Lito shook his head at the tight cluster of people worrying over the engine at the back of the boat and thumped his fist against the side.

“It was a mistake, leaving on this sinking coffin. I should have stayed put. All of us should have. How is Cuba worse now than it ever was? We’ve always been beholden to somebody else. First it was Spain, then it was the US, then it was Russia. First Batista, then Castro. We should have waited. Things change. They always change.”

“But do they ever get better?” Iván asked.

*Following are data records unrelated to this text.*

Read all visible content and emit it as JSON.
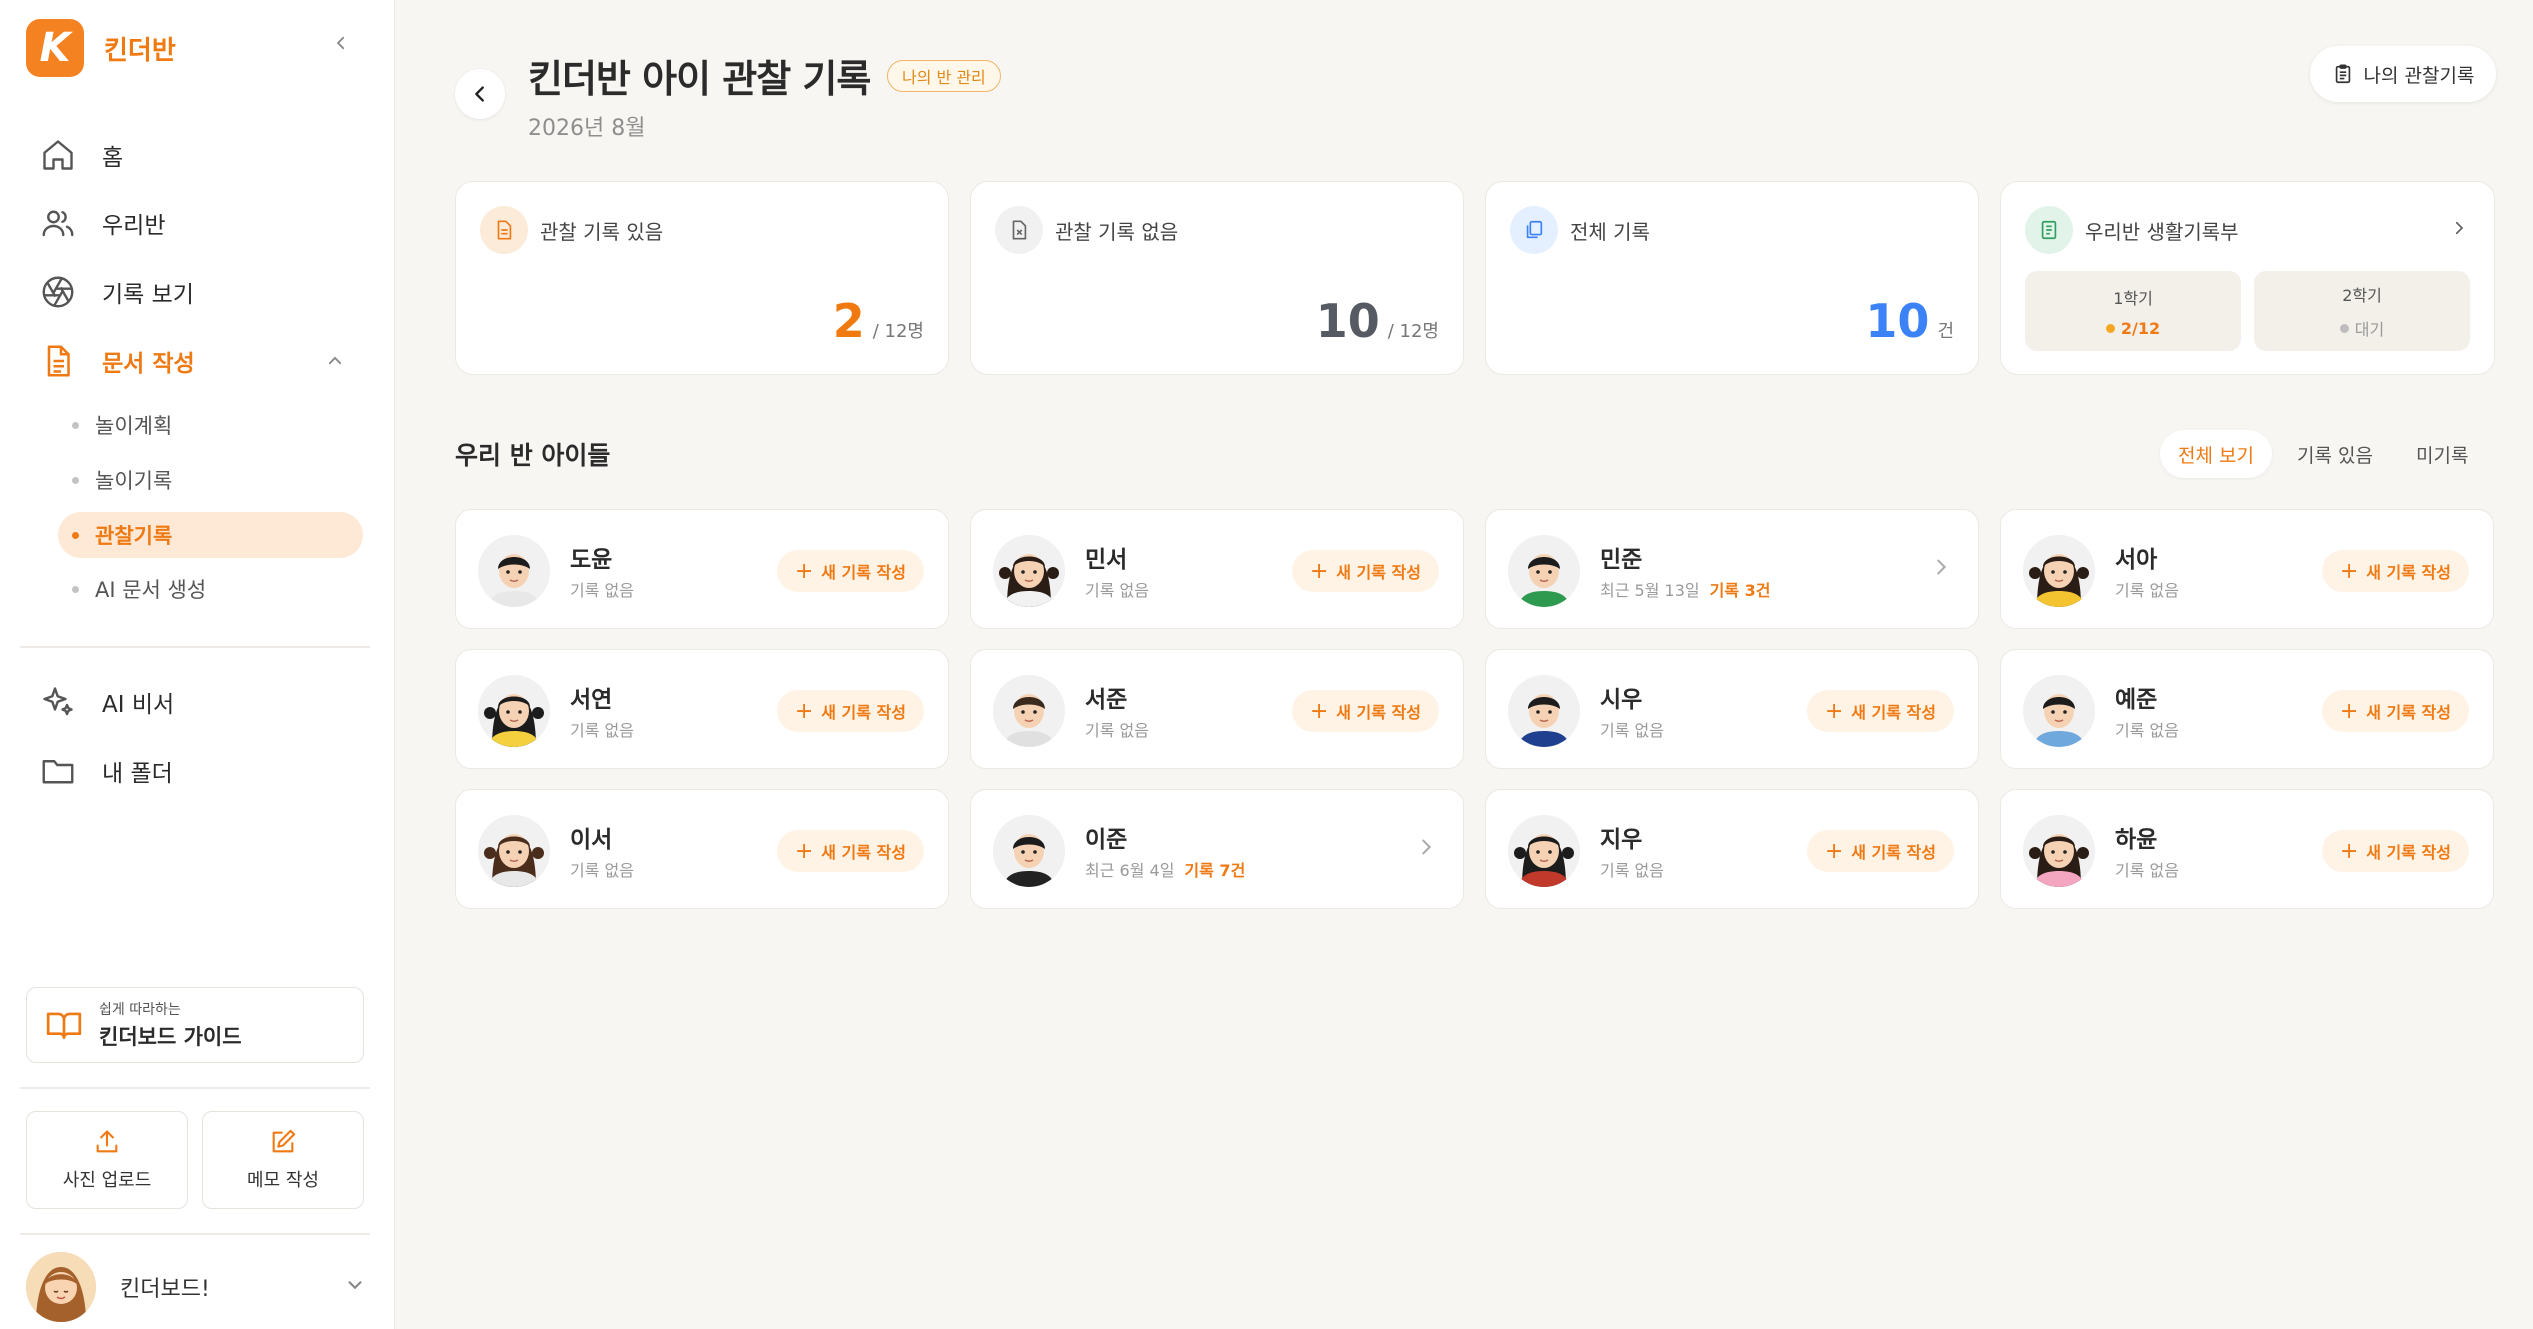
{
  "brand": {
    "name": "킨더반"
  },
  "sidebar": {
    "nav": [
      {
        "label": "홈",
        "icon": "home-icon"
      },
      {
        "label": "우리반",
        "icon": "users-icon"
      },
      {
        "label": "기록 보기",
        "icon": "aperture-icon"
      },
      {
        "label": "문서 작성",
        "icon": "document-icon"
      }
    ],
    "sub": [
      "놀이계획",
      "놀이기록",
      "관찰기록",
      "AI 문서 생성"
    ],
    "extra": [
      {
        "label": "AI 비서",
        "icon": "sparkle-icon"
      },
      {
        "label": "내 폴더",
        "icon": "folder-icon"
      }
    ],
    "guide": {
      "small": "쉽게 따라하는",
      "big": "킨더보드 가이드"
    },
    "quick": [
      {
        "label": "사진 업로드"
      },
      {
        "label": "메모 작성"
      }
    ],
    "user": {
      "name": "킨더보드!"
    }
  },
  "header": {
    "title": "킨더반 아이 관찰 기록",
    "badge": "나의 반 관리",
    "subtitle": "2026년 8월",
    "my_button": "나의 관찰기록"
  },
  "stats": [
    {
      "label": "관찰 기록 있음",
      "value": "2",
      "unit": "/ 12명",
      "color": "#f07a10"
    },
    {
      "label": "관찰 기록 없음",
      "value": "10",
      "unit": "/ 12명",
      "color": "#555a63"
    },
    {
      "label": "전체 기록",
      "value": "10",
      "unit": "건",
      "color": "#3b82f6"
    }
  ],
  "record_book": {
    "label": "우리반 생활기록부",
    "semesters": [
      {
        "name": "1학기",
        "value": "2/12",
        "color": "#f5a623"
      },
      {
        "name": "2학기",
        "value": "대기",
        "color": "#bdbdbd"
      }
    ]
  },
  "children_section": {
    "title": "우리 반 아이들",
    "filters": [
      "전체 보기",
      "기록 있음",
      "미기록"
    ],
    "new_label": "새 기록 작성",
    "children": [
      {
        "name": "도윤",
        "status": "기록 없음",
        "count": ""
      },
      {
        "name": "민서",
        "status": "기록 없음",
        "count": ""
      },
      {
        "name": "민준",
        "status": "최근 5월 13일",
        "count": "기록 3건"
      },
      {
        "name": "서아",
        "status": "기록 없음",
        "count": ""
      },
      {
        "name": "서연",
        "status": "기록 없음",
        "count": ""
      },
      {
        "name": "서준",
        "status": "기록 없음",
        "count": ""
      },
      {
        "name": "시우",
        "status": "기록 없음",
        "count": ""
      },
      {
        "name": "예준",
        "status": "기록 없음",
        "count": ""
      },
      {
        "name": "이서",
        "status": "기록 없음",
        "count": ""
      },
      {
        "name": "이준",
        "status": "최근 6월 4일",
        "count": "기록 7건"
      },
      {
        "name": "지우",
        "status": "기록 없음",
        "count": ""
      },
      {
        "name": "하윤",
        "status": "기록 없음",
        "count": ""
      }
    ]
  }
}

Isabel thought that was a good question. All her life, things had only gotten worse. First the Soviet Union collapsing, then her parents fighting,

then her father trying to leave. Then her grandmother dying. She waited for Lito to tell her different, to tell her that things would get better, but he looked out at the black water instead. Isabel and Iván shared a glance. Lito’s silence was answer enough.

“Someone would have done something,” Lito said at last. “We should have waited.”

“But they were going to arrest Papi,” said Isabel.

“I know you love your father, Chabela, but he’s a fool.”

Isabel’s cheeks burned with a mix of anger and embarrassment. She loved Lito dearly, but she also loved her papi, and hearing Lito speak ill of him stung deeply. What made it worse was that Lito was airing his grievances in front of her best friend. She shot a quick glance at Iván, who kept his gaze fixed on his work, pretending not to notice. But with them so close to Lito, he could hear every word. And Lito wasn’t finished yet.

“He’s risking his life—your life, your mother’s life, and the life of his unborn child. And for what?” Lito demanded. “He doesn’t even know. Ask him why he wants to go to the States and all he’ll say is ‘freedom.’ That’s no plan. How will he provide for you any better than he did in Cuba?” Lito’s eyes locked on Isabel. “He’s taking you away from who you are. How will you ever learn to count clave in Miami? The US has no soul. In Havana, you would have absorbed it naturally. Clave is the hidden heartbeat of the people, underlying whatever song Batista or Castro is playing.”

“Oh, hush, Papi,” Isabel’s mother said sleepily. She had been awake enough to catch the tail end of the conversation. “Miami is just North Cuba.”

Mami shifted and drifted back to sleep, but Isabel couldn’t shake her worry. Lito’s words gnawed at her. She had never mastered clave, but she had hoped it would come to her in time, that the rhythm of her homeland would eventually reveal itself to her. But now, she wondered if she had traded her music—the one thing truly hers—for the chance to keep her family together.

“We should go back,” Lito said. He wobbled to his feet. “We’re not too far gone, and with Castro being so lenient right now, we won’t be punished for leaving.”

“No, Lito,” Isabel said. No—as much as she feared the loss of her music, her soul, she wouldn’t trade that for her family. She grabbed Lito and held him back. “Don’t. We can’t go back. They’ll arrest Papi!”

Panic rose like the distant rumble of thunder in Isabel’s ears. But then Iván and Lito both looked up, like they could hear it too.

It wasn’t Isabel’s fear that shook her deep down to the pit of her stomach.

It was the enormous tanker headed right for them.